Doug Houseman's picture
Doug Houseman on Aug 28, 2019 12:44 pm GMT

ESRI is a good choice for linear assets, like distribution or transmission. 

A  phrase that I don't see is "risk based asset management" - a distribution transformer that feeds a premise with back up generation is less critical than a transformer that feeds a critical care facility. 

ESRI can help determine the number of customers out, the critically of the outage and show the aging assets, likely remaining life in technicolor on the map. Including bringing in the thermal issues that exist right now on the grid - if the analytics and sensors exist. 

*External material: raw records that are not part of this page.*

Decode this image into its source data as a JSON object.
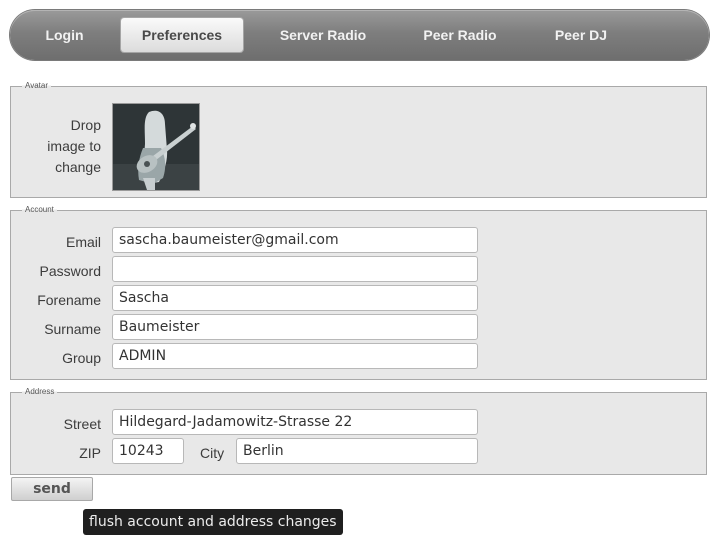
{
  "nav": {
    "tabs": [
      {
        "label": "Login"
      },
      {
        "label": "Preferences",
        "active": true
      },
      {
        "label": "Server Radio"
      },
      {
        "label": "Peer Radio"
      },
      {
        "label": "Peer DJ"
      }
    ]
  },
  "avatar": {
    "legend": "Avatar",
    "hint": "Drop image to change"
  },
  "account": {
    "legend": "Account",
    "email_label": "Email",
    "email_value": "sascha.baumeister@gmail.com",
    "password_label": "Password",
    "password_value": "",
    "forename_label": "Forename",
    "forename_value": "Sascha",
    "surname_label": "Surname",
    "surname_value": "Baumeister",
    "group_label": "Group",
    "group_value": "ADMIN"
  },
  "address": {
    "legend": "Address",
    "street_label": "Street",
    "street_value": "Hildegard-Jadamowitz-Strasse 22",
    "zip_label": "ZIP",
    "zip_value": "10243",
    "city_label": "City",
    "city_value": "Berlin"
  },
  "actions": {
    "send_label": "send",
    "tooltip": "flush account and address changes"
  }
}
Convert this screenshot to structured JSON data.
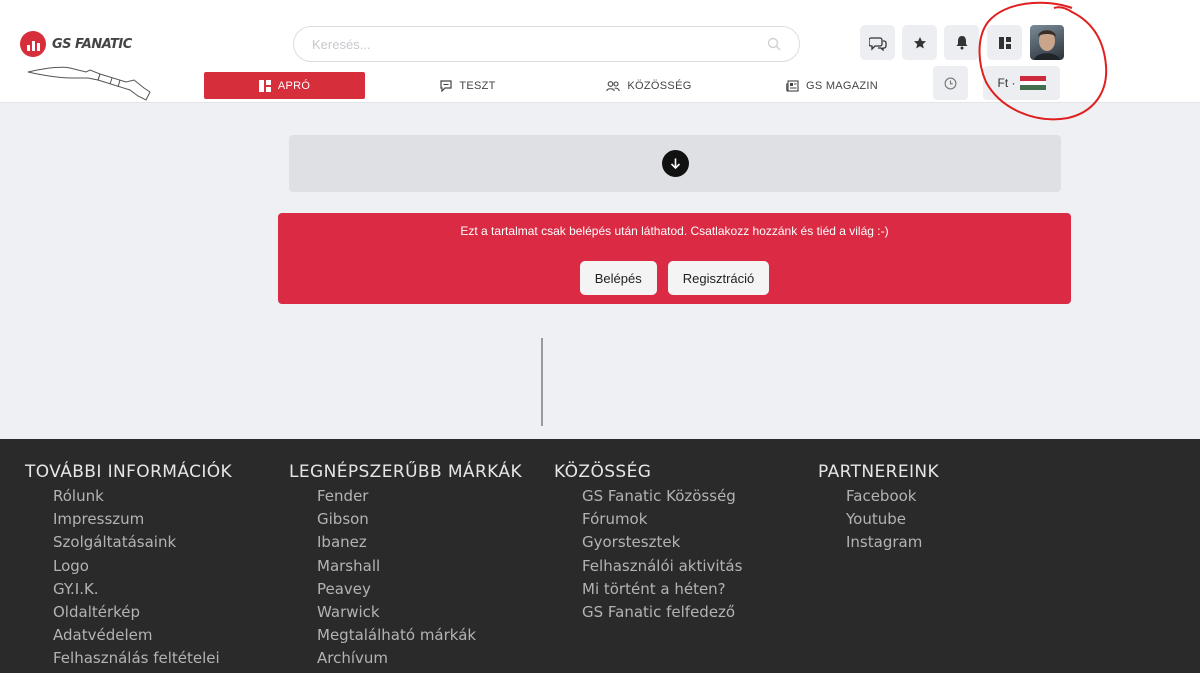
{
  "brand": {
    "logo_text": "GS FANATIC",
    "accent": "#d62e3a"
  },
  "search": {
    "placeholder": "Keresés..."
  },
  "header_icons": [
    "chat-icon",
    "star-icon",
    "bell-icon",
    "dashboard-icon",
    "avatar"
  ],
  "nav": {
    "items": [
      {
        "label": "APRÓ",
        "icon": "grid-icon",
        "active": true
      },
      {
        "label": "TESZT",
        "icon": "comment-icon",
        "active": false
      },
      {
        "label": "KÖZÖSSÉG",
        "icon": "users-icon",
        "active": false
      },
      {
        "label": "GS MAGAZIN",
        "icon": "newspaper-icon",
        "active": false
      }
    ],
    "currency": "Ft ·",
    "flag_colors": [
      "#cd2a3e",
      "#ffffff",
      "#436f4d"
    ]
  },
  "login_prompt": {
    "message": "Ezt a tartalmat csak belépés után láthatod. Csatlakozz hozzánk és tiéd a világ :-)",
    "login_label": "Belépés",
    "register_label": "Regisztráció",
    "color": "#db2a44"
  },
  "footer": {
    "columns": [
      {
        "heading": "TOVÁBBI INFORMÁCIÓK",
        "links": [
          "Rólunk",
          "Impresszum",
          "Szolgáltatásaink",
          "Logo",
          "GY.I.K.",
          "Oldaltérkép",
          "Adatvédelem",
          "Felhasználás feltételei"
        ]
      },
      {
        "heading": "LEGNÉPSZERŰBB MÁRKÁK",
        "links": [
          "Fender",
          "Gibson",
          "Ibanez",
          "Marshall",
          "Peavey",
          "Warwick",
          "Megtalálható márkák",
          "Archívum"
        ]
      },
      {
        "heading": "KÖZÖSSÉG",
        "links": [
          "GS Fanatic Közösség",
          "Fórumok",
          "Gyorstesztek",
          "Felhasználói aktivitás",
          "Mi történt a héten?",
          "GS Fanatic felfedező"
        ]
      },
      {
        "heading": "PARTNEREINK",
        "links": [
          "Facebook",
          "Youtube",
          "Instagram"
        ]
      }
    ]
  }
}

Pragmatic risk based asset management is the current dream of the industry, getting there is going to take work, and people are going to have to share lessons learned. As the grid gets more dynamic and we use assets differently, current asset analytics will have to be verified as still useful.  AEP Dolan Labs in the 1980s did much of the basic research we rely on, it may be time to think about how we verify the analytics again in the near future with EV, PV, DR, Storage, and other changes to the grid. 

Pat  Hohl's picture
Pat Hohl on Aug 28, 2019 3:23 pm GMT

Great point Doug - a key insight is that utilities are spread along a spectrum of asset management maturity. Better data and analytics can help any utility move up the spectrum by improving their decision making and tuning their own process.

Gary Hilberg's picture
Gary Hilberg on Aug 28, 2019 1:20 pm GMT

While serving in the nuclear Navy we had a low tolerance for equipment failure.  There was a very pro-active predictive maintenance organization which did great work but when we were asked how close to failure we were based on the analysis we had very little data because we never ran the equipment to failure.  So all the vibration, oil analysis, sound, etc.. informed us of degredation, the actual point of failure was unknown.  I agree with the comment on risk based evaluation, but for those low risk items - running to failure has some value in knowing the exact signs of that failure. 

Pat  Hohl's picture
Pat Hohl on Aug 28, 2019 3:20 pm GMT

Very true Gary - thanks for challenging the way we approach this as an industry.